U.S. Reiterates Call for China to Strengthen IP Safeguards

(Bloomberg) -- China has failed to bolster protections for intellectual property and open its market to more foreign companies, despite Beijing’s promises to reform, the Trump administration said.

The U.S. kept China on a “priority watch list” of nations that don’t adequately protect IP rights, according to the annual report of the U.S. Trade Representative’s office on IP practices around the world.

“Despite a broad government reorganization, including of intellectual-property responsibilities among government agencies, and proposed revisions to IP laws and regulations, China failed to make fundamental structural changes to strengthen IP protection and enforcement, open China’s market to foreign investment, allow the market a decisive role in allocating resources, and refrain from government interference in private sector technology transfer decisions,” USTR said Thursday.

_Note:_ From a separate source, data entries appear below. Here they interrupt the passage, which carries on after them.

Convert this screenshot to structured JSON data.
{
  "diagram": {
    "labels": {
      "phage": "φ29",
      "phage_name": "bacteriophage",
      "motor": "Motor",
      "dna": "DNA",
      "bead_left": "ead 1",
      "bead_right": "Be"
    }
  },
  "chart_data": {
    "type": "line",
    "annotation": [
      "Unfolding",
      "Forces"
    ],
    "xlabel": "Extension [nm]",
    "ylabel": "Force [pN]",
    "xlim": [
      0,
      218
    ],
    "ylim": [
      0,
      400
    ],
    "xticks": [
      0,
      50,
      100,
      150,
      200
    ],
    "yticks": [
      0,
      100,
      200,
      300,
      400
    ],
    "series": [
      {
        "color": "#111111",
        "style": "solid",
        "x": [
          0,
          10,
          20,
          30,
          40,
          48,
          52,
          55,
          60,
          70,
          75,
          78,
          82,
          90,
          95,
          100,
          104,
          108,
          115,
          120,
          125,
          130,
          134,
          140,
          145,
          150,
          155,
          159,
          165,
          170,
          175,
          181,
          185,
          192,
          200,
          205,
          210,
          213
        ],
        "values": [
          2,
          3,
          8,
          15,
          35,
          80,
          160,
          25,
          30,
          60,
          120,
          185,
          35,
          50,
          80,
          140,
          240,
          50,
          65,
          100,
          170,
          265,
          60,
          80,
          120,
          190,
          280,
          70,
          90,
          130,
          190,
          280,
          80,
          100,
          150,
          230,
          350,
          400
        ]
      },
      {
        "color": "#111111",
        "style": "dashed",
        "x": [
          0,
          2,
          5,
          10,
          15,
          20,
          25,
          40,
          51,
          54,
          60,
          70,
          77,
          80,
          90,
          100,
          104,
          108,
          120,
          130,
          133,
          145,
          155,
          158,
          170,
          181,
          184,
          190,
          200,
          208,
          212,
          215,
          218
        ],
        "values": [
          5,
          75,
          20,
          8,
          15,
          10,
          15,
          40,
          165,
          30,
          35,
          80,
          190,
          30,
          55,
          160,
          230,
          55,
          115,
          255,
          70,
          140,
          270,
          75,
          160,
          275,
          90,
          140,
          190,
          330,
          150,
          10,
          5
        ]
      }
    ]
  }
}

There’s an “urgent need” for China to strengthen its IP safeguards, such as by preventing the theft of trade secrets, online piracy, and the “high-volume manufacture and export of counterfeit goods,” the trade agency said.

The U.S. and China are locked in intense negotiations to end a trade war that broke out last year when the Trump administration slapped tariffs on Chinese imports, after USTR found that the Asian nation engaged in widespread abuse of American IP rights. In those talks, the U.S. is pressing China to overhaul its technology strategy, including Beijing’s plan to dominate emerging sectors such as robotics by 2025.

The U.S. added Saudi Arabia to the priority watch list, noting a deterioration in its protections on IP for pharmaceutical products, as well as “longstanding concerns” regarding counterfeit and pirated goods, USTR said. The other countries on the list are Algeria, Argentina, Chile, India, Indonesia, Kuwait, Russia, Ukraine and Venezuela.

The administration moved Canada and Colombia to a lower-priority watch list.